L’échauguette c’est l’angle mort de notre rêverie.  Elle
N’enjolive pas le monde, comme un ornement sans conséquence, elle l’intensifie ; elle ne le mutile pas, elle en creuse l’énigme et l’éclat.

L’architecture peut former et exercer notre capacité à pleurer pour tous ceux qui ne sont pas nous, ou qui ne sont pas des nôtres.

Oui Messieurs Mesdames devant une échauguette je pleure. je me vautre dans l’impudeur à cet instant ; mon cœur est à nu devant ce signe que nous fait le temps .

Du plus loin que je me souvienne, j’ai toujours senti ce besoin, l’appel de l’architecture.
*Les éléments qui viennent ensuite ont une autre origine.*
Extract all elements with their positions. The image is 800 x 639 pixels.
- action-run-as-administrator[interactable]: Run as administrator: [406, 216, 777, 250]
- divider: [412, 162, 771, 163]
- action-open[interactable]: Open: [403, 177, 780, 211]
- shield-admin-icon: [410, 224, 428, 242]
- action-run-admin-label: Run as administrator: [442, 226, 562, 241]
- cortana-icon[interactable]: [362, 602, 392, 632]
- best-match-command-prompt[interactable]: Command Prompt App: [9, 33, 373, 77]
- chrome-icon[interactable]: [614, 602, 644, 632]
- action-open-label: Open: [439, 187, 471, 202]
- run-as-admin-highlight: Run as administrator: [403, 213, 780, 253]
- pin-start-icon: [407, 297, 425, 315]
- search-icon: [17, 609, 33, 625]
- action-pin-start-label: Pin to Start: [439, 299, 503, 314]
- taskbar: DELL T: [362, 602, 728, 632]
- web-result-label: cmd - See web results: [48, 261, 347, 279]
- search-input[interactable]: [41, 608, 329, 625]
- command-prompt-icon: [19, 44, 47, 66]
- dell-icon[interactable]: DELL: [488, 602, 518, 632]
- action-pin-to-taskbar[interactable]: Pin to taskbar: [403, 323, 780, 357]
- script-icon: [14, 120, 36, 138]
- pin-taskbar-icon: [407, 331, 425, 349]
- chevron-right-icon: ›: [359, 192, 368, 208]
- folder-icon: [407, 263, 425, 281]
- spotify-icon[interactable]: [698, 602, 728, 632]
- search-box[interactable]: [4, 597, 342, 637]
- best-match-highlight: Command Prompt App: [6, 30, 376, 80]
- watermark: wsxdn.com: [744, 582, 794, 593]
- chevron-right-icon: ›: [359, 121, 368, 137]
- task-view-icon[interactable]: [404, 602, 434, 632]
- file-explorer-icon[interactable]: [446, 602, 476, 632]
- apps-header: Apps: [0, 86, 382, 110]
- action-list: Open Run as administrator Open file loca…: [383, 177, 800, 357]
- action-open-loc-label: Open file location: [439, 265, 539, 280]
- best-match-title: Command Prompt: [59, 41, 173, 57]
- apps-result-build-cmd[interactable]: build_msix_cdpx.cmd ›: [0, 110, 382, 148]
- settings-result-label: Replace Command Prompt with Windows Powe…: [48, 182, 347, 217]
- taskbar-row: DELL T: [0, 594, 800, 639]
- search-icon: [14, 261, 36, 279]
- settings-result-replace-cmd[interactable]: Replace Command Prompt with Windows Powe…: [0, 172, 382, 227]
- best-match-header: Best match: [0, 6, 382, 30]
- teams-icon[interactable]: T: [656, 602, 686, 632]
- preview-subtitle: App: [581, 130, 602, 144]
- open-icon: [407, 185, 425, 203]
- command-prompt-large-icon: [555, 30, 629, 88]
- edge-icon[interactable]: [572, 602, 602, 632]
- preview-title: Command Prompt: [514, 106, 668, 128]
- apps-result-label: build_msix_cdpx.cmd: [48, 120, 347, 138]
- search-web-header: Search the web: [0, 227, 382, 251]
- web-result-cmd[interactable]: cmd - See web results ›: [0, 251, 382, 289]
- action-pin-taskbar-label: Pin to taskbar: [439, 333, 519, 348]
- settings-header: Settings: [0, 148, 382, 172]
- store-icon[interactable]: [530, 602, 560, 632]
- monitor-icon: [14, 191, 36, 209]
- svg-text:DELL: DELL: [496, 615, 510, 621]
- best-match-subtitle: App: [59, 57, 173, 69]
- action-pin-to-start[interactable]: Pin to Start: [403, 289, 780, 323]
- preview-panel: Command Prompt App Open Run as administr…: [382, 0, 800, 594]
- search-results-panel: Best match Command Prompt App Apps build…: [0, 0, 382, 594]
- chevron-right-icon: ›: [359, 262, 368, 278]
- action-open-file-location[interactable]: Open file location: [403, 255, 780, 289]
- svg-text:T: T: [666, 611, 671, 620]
Plus exactement : c’est venu à l’adolescence, et ça ne m’a plus quitté depuis (contrairement à mon intérêt pour le football, par exemple, apparu plus tôt mais dont il ne me reste presque rien).

Certains disent : » tout fout le camp. Ça fout les jetons. On se demande s’il y a eu un temps où ce n’était pas le cas. Où foutre le camp ne résumait pas le tout du peu que nous sommes, que tout est.

Bref tant qu’on trouvera sur notre chemin des échauguettes je serai bouleversée.

Je pensais donc l’autre soir, et puis j’ai pensé à autre chose : la pensée est elle-même sujette à foutre le camp ; du moins la mienne, si tant est qu’en la matière on puisse s’arroger un titre de propriété. Bon.
Je pensais disais je à obtenir un titre de propriété d’une échauguette.

Car qu’est ce qui va rester quand tout aura foutu le camp !!

Je ressens une réticence, le sentiment que quelque chose, de quelque ordre que ce soit, est appelé à demeurer, à ne pas foutre le camp.

Oui sauvons les échauguettes, la dignité d’un être humain indocile aux formatages, consiste à persister à penser à ce genre de questions sans âge, dont la solution est hors de notre portée. Et de ne pas s’en priver, sous peine de se transformer en petit compteur Geiger ou bien en formateur en new public management. Voilà ce que je dis, ici, maintenant, confiant dans nos capacités de résistance. Puisque vous lisez ce défi, vous ne pouvez pas ne pas m’approuver, et cela me procure un sentiment d’affinité. Et me voilà emportée par une impression exaltante : ce qui demeure, ne fout pas le camp, en dépit parfois des apparences.